Delphine Bagarry

Delphine Bagarry candidate aux élections Législatives 2017 1ère circonscription des Alpes-de-Haute-Provence

17 avril : journée internationale de soutien aux prisonniers politiques palestiniens

17 avril : journée internationale de soutien aux prisonniers politiques palestiniens

Le Moyen orient est aujourd’hui une véritable poudrière où différents pays s’affrontent, Israel, Iran, Syrie, Russie, Turquie… directement ou de manière indirecte. Ces conflits font oublier le sort tragique des Palestiniens abandonnés des grandes puissances. Cette situation résulte de traités internationaux mais aussi de guerres et d’annexions successives.
L’indépendance d’Israël fut proclamée le 14 mai 1948 après le vote par l’ONU d’un plan de partage de la Palestine qui prévoyait la création de deux états, l’un juif, l’autre arabe. Cette décision refusée par les pays arabes fut l’occasion d’une première guerre où la coalition arabe fut vaincue. L’indépendance d’Israël entraîna l’exode de 750 000 arabes, une moitié émigra volontairement, l’autre fut expulsée de force.

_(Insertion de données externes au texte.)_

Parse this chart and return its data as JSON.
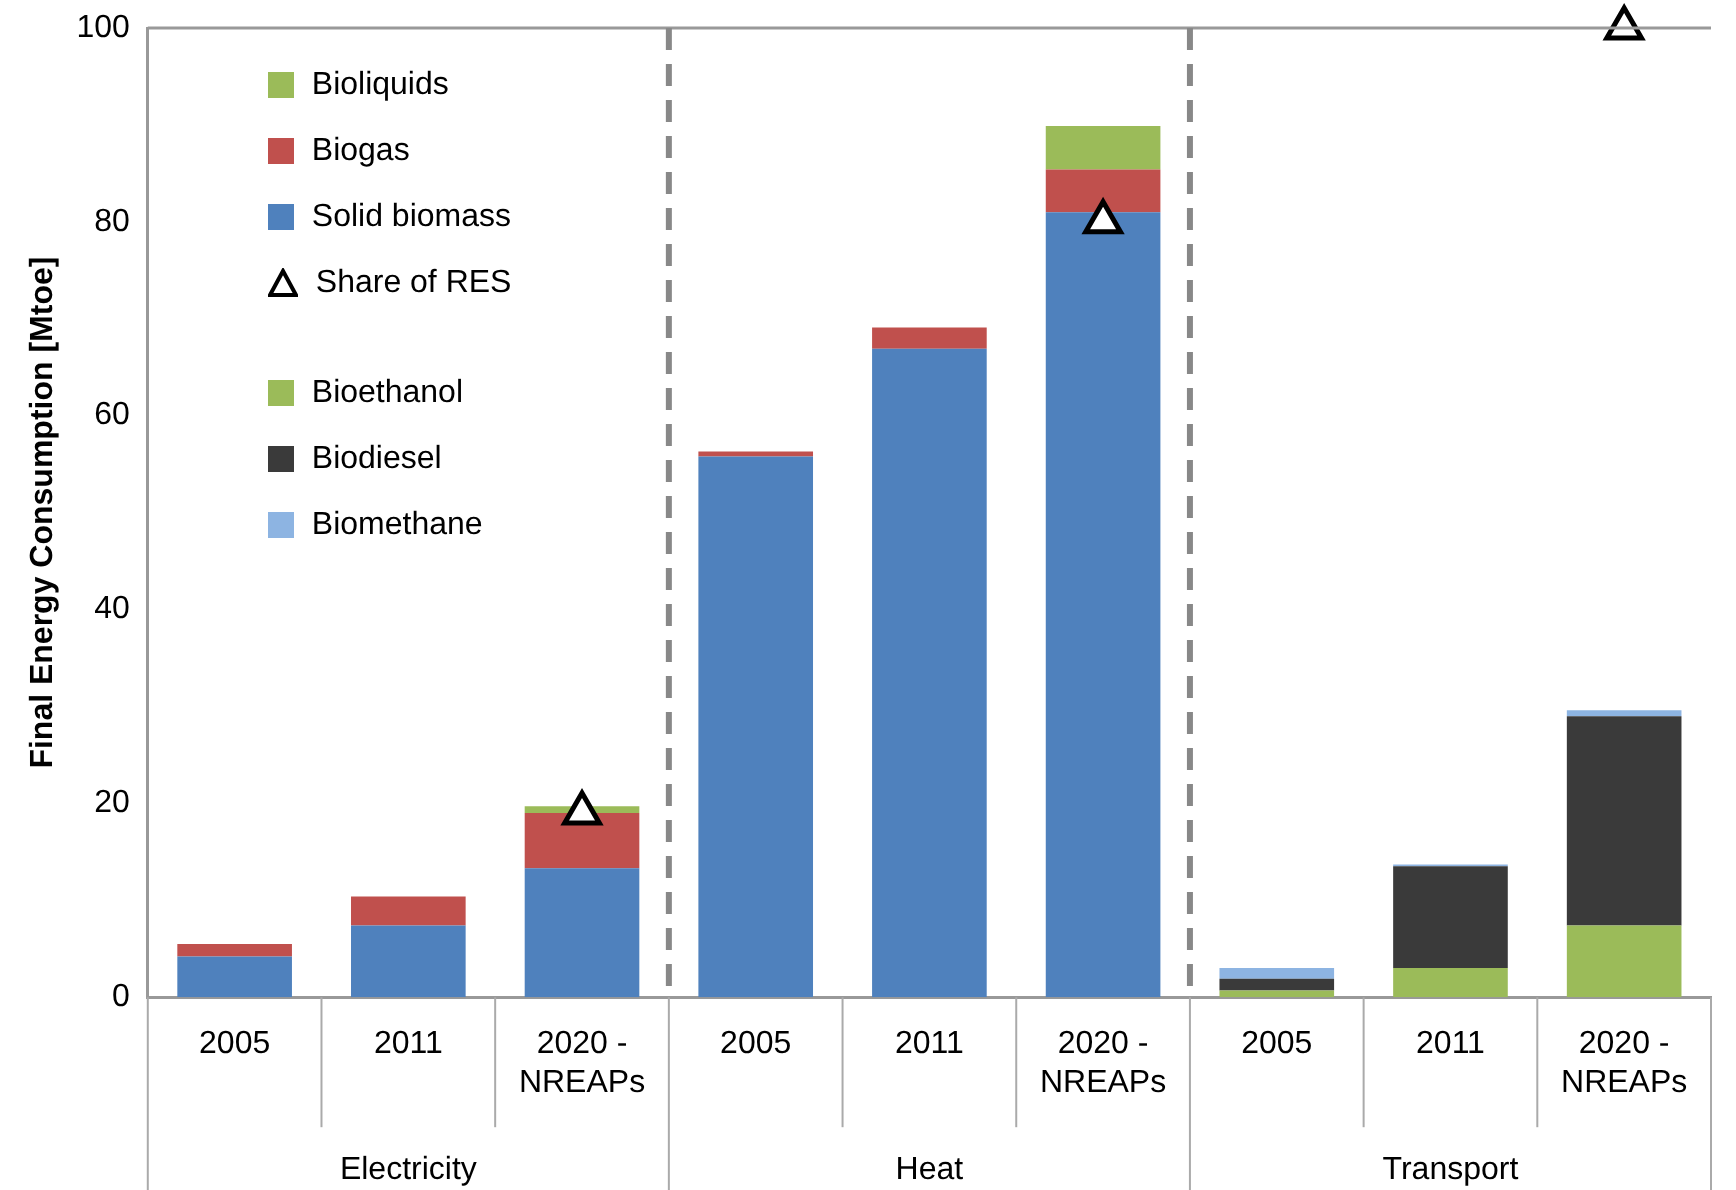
{
  "chart_data": {
    "type": "bar",
    "stacked": true,
    "ylabel": "Final Energy Consumption [Mtoe]",
    "categories": [
      "2005",
      "2011",
      "2020 - NREAPs",
      "2005",
      "2011",
      "2020 - NREAPs",
      "2005",
      "2011",
      "2020 - NREAPs"
    ],
    "annotations": [
      "Electricity",
      "Heat",
      "Transport"
    ],
    "series": [
      {
        "name": "Solid biomass",
        "color": "#4f81bd",
        "values": [
          4.2,
          7.4,
          13.3,
          55.8,
          66.9,
          81.0,
          null,
          null,
          null
        ]
      },
      {
        "name": "Biogas",
        "color": "#c0504d",
        "values": [
          1.3,
          3.0,
          5.7,
          0.5,
          2.2,
          4.4,
          null,
          null,
          null
        ]
      },
      {
        "name": "Bioliquids",
        "color": "#9bbb59",
        "values": [
          null,
          null,
          0.7,
          null,
          null,
          4.5,
          null,
          null,
          null
        ]
      },
      {
        "name": "Bioethanol",
        "color": "#9bbb59",
        "values": [
          null,
          null,
          null,
          null,
          null,
          null,
          0.7,
          3.0,
          7.4
        ]
      },
      {
        "name": "Biodiesel",
        "color": "#3a3a3a",
        "values": [
          null,
          null,
          null,
          null,
          null,
          null,
          1.2,
          10.5,
          21.6
        ]
      },
      {
        "name": "Biomethane",
        "color": "#8db4e2",
        "values": [
          null,
          null,
          null,
          null,
          null,
          null,
          1.1,
          0.2,
          0.6
        ]
      },
      {
        "name": "Share of RES",
        "type": "scatter",
        "color": "#000000",
        "marker": "triangle",
        "values": [
          null,
          null,
          19,
          null,
          null,
          80,
          null,
          null,
          100
        ]
      }
    ],
    "ylim": [
      0,
      100
    ],
    "yticks": [
      0,
      20,
      40,
      60,
      80,
      100
    ],
    "grid": false,
    "legend": "top left"
  }
}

Au cours des guerres qui se succédèrent (crise du canal de Suez en 1956, guerre des 6 jours en 1967, guerre du Kippour en 1973, guerre du Liban en 1982, première Intifada en 1988, seconde Intifada en 2000-2005, la guerre de Gaza en juillet-août 2014), les frontières israëliennes ont évolué mais ne sont pas reconnues par la communauté internationale. Et il en est de même de Jerusalem comme capitale de l’Etat hébreu. Le 6 décembre 2017, Donald Trump a reconnu la ville comme capitale d’Israël et a annoncé son intention d’y installer l’ambassade américaine.

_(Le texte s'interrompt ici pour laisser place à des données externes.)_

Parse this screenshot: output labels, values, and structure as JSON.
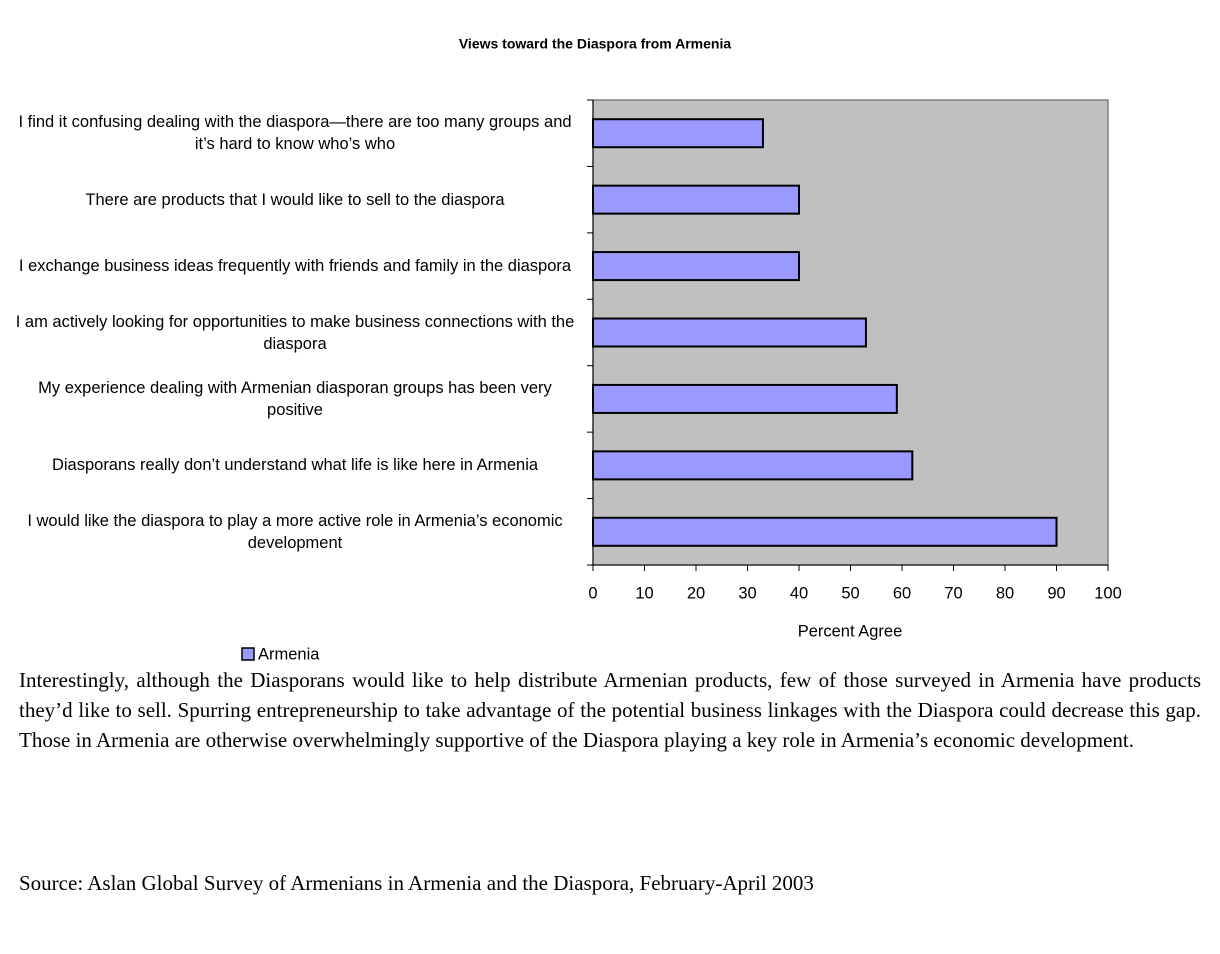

Les accords d’Oslo en 1993 marquent la dernière tentative d’instaurer un mode de négociations pour régler le problème de deux états et posait la base d’une autonomie palestinienne temporaire de 5 ans. Entre 1996 et 1999, le durcissement des positions des uns et des autres fait échouer cet accord.
Un rapport de l’Union Européenne du 15 décembre 2008 accuse l’Etat hébreu d’utiliser le développement de la colonisation aux dépens des Palestiniens, de construire un mur de séparation entre les territoires, d’instaurer un régime de résidence et de déplacements imposés aux Palestiniens pour poursuivre activement l’annexion illégale de Jerusalem Est.

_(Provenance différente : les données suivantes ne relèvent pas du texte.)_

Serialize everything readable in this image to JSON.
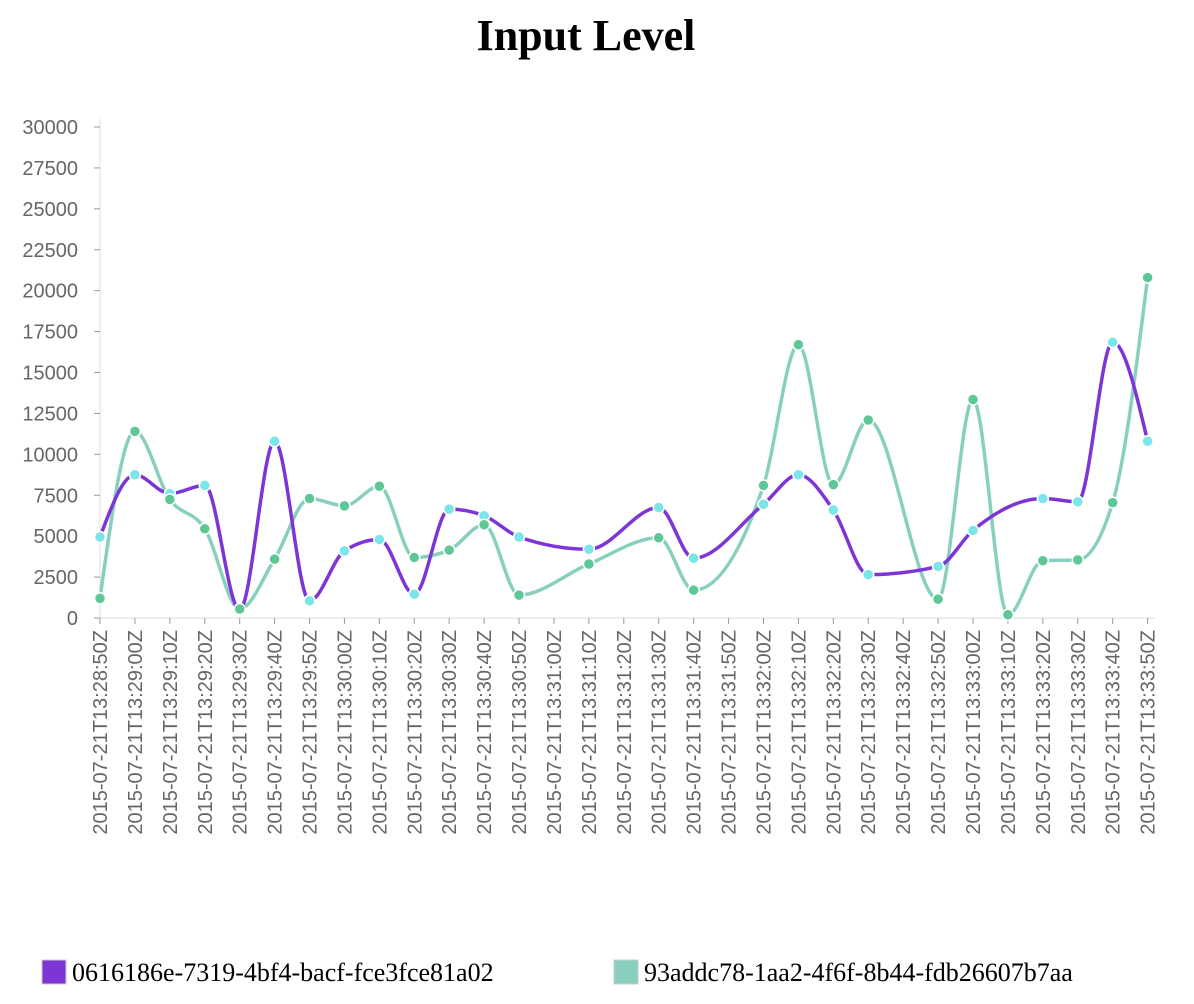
{
  "chart_data": {
    "type": "line",
    "title": "Input Level",
    "xlabel": "",
    "ylabel": "",
    "ylim": [
      0,
      30000
    ],
    "yticks": [
      0,
      2500,
      5000,
      7500,
      10000,
      12500,
      15000,
      17500,
      20000,
      22500,
      25000,
      27500,
      30000
    ],
    "x": [
      "2015-07-21T13:28:50Z",
      "2015-07-21T13:29:00Z",
      "2015-07-21T13:29:10Z",
      "2015-07-21T13:29:20Z",
      "2015-07-21T13:29:30Z",
      "2015-07-21T13:29:40Z",
      "2015-07-21T13:29:50Z",
      "2015-07-21T13:30:00Z",
      "2015-07-21T13:30:10Z",
      "2015-07-21T13:30:20Z",
      "2015-07-21T13:30:30Z",
      "2015-07-21T13:30:40Z",
      "2015-07-21T13:30:50Z",
      "2015-07-21T13:31:00Z",
      "2015-07-21T13:31:10Z",
      "2015-07-21T13:31:20Z",
      "2015-07-21T13:31:30Z",
      "2015-07-21T13:31:40Z",
      "2015-07-21T13:31:50Z",
      "2015-07-21T13:32:00Z",
      "2015-07-21T13:32:10Z",
      "2015-07-21T13:32:20Z",
      "2015-07-21T13:32:30Z",
      "2015-07-21T13:32:40Z",
      "2015-07-21T13:32:50Z",
      "2015-07-21T13:33:00Z",
      "2015-07-21T13:33:10Z",
      "2015-07-21T13:33:20Z",
      "2015-07-21T13:33:30Z",
      "2015-07-21T13:33:40Z",
      "2015-07-21T13:33:50Z"
    ],
    "series": [
      {
        "name": "0616186e-7319-4bf4-bacf-fce3fce81a02",
        "color": "#7e35d6",
        "marker_color": "#7ae6e9",
        "values": [
          4950,
          8750,
          7600,
          8100,
          500,
          10800,
          1050,
          4100,
          4800,
          1450,
          6650,
          6250,
          4950,
          null,
          4200,
          null,
          6750,
          3650,
          null,
          6950,
          8750,
          6600,
          2650,
          null,
          3150,
          5350,
          null,
          7300,
          7100,
          16850,
          10800
        ]
      },
      {
        "name": "93addc78-1aa2-4f6f-8b44-fdb26607b7aa",
        "color": "#88cfc0",
        "marker_color": "#5ec796",
        "values": [
          1200,
          11400,
          7250,
          5450,
          550,
          3600,
          7300,
          6850,
          8050,
          3700,
          4150,
          5700,
          1400,
          null,
          3300,
          null,
          4900,
          1700,
          null,
          8100,
          16700,
          8150,
          12100,
          null,
          1150,
          13350,
          200,
          3500,
          3550,
          7050,
          20800
        ]
      }
    ],
    "legend_position": "bottom",
    "grid": false
  }
}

Que devons-nous faire aujourd’hui ? Se contenter de cet état de fait imposé par la force qui rend non viable l’existence d’un Etat palestinien ou reprendre des discussions diplomatiques et imposer des négociations sérieuses entre les deux parties ? C’est cette seconde voie que je préconise, difficile à atteindre mais la seule sérieuse pour aboutir à la paix. La France qui a longtemps œuvré dans cette voie doit reprendre ce travail inlassablement.